Hablaban de las circunstancias personales de ella, algo que se había convertido en habitual, sobre todo en los momentos de mesa, de vino o de cerveza, girando en torno a la emocionalidad, al qué hacer con la vida de ella, a los miedos de ella. Conversaciones eternas, agónicas a veces, en las que él, en instantes, se perdía por los alrededores, los físicos, con sus habitantes incluidos, y los imaginarios, poblados de imágenes vividas, pensadas o simplemente imaginadas.

Media botella de un pésimo borgoña, y la ausencia de comida, le bastaron para pasear por las palabras provenientes de la mesa de al lado.

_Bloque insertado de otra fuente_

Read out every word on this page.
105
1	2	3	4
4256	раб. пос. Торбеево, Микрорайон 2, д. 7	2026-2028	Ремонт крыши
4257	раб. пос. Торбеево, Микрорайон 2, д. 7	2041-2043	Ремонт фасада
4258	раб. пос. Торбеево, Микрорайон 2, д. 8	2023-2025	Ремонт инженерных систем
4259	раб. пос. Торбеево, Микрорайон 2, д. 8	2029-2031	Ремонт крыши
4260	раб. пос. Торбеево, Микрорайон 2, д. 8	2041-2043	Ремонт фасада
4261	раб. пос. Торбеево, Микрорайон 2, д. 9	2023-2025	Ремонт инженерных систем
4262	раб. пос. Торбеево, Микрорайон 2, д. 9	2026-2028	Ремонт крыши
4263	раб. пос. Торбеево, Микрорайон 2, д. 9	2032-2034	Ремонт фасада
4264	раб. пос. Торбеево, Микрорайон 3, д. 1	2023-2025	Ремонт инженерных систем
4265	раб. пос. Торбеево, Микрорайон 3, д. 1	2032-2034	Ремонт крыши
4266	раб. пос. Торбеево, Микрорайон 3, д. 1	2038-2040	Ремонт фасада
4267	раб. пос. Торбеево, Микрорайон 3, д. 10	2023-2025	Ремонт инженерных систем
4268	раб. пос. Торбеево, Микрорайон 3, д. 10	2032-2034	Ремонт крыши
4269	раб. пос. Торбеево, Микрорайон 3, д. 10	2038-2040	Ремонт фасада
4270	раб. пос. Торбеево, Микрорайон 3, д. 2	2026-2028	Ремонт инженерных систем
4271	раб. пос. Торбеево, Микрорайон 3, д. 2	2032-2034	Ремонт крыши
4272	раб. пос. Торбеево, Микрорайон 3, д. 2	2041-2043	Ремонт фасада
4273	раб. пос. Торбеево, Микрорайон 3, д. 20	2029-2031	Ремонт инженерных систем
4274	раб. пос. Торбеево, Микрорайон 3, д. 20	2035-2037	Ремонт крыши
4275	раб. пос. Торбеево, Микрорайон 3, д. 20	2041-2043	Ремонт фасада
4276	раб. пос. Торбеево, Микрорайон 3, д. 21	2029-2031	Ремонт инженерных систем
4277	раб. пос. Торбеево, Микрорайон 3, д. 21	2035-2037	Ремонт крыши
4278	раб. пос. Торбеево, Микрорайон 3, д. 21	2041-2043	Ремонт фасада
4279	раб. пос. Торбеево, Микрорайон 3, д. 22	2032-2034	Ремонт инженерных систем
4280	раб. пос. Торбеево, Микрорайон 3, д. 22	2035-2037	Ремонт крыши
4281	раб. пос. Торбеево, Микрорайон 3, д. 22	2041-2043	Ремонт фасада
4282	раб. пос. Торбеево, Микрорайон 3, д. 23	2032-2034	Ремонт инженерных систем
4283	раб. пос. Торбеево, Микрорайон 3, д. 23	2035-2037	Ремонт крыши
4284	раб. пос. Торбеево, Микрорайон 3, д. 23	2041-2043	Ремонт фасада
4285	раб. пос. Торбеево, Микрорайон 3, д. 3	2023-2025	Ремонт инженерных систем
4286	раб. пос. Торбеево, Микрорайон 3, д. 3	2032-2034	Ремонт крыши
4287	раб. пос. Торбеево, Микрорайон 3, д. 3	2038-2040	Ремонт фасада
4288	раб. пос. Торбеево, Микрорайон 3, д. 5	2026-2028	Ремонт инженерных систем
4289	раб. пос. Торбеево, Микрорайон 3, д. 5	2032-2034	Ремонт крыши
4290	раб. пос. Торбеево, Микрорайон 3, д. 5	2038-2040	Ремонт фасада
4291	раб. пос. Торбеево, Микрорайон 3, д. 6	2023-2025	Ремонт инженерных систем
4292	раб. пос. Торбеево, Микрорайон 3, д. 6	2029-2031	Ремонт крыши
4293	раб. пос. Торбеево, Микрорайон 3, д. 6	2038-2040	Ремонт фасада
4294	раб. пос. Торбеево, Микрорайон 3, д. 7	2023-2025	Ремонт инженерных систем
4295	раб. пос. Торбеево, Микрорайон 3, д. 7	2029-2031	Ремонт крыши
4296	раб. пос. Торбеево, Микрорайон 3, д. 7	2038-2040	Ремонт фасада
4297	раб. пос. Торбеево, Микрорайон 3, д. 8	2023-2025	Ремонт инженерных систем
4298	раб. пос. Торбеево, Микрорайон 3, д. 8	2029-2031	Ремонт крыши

Rondaría ella los cuarenta (más cerca de los cuarenta y cinco que de los cuarenta), en tanto que él no llegaba a los treinta. Una pareja de turistas italianos en busca del otro, o del uno; de encontrar algo perdido o no tenido, o no encontrado. La conversación fluía lenta, casi siempre de los labios de ella, vestidos de rosa desgastado, por la comida, por el vino. Apenas hablaba él, siempre con una sonrisa en los labios y la mirada clavada en los ojos de ella, retrepados tras unas elegantes gafas de color negro.

Se entretuvo siguiendo aquella conversación, a pesar del italiano, como mejor podía, pero sin mayor interés, desviando la mirada hacia sus gestos de vez en vez, para no parecer descortés a su acompañante de mesa, mientras con leves sonrisas y muecas de asentimiento le hacía ver que seguía con ella y con sus pesares y sus pensares.

Los vio como compartían el postre, una especie de raro tiramisú, que comían a impaciencias. Los vio beberse el espresso con delectación, como sólo saben hacerlo los italianos ante un buen café. Vio como se inclinaba ella, en determinado momento, ligeramente, hacia el bolso de mano que tenía colgado de la silla, en su lado derecho. Sacó la cartera de piel y de ella unas fotografías que acercó a su acompañante. Vio como la sonrisa de él se congelaba al mirarlas. Y vio como la de ella desaparecía en un rictus imposible.

5 comentarios:

Andrea dijo...

Ya está volando mi imaginación, veo unas fotografías comprometidas, una infidelidad quizá? Habrá que seguir leyendo, como siempre, admiro tu capacidad para situarnos en el lugar, para hacernos vivir la historia. Un abrazo Diego.

Ruth Carlino dijo...

Que bien, otro relato-novela para seguir y sentir apasionadamente.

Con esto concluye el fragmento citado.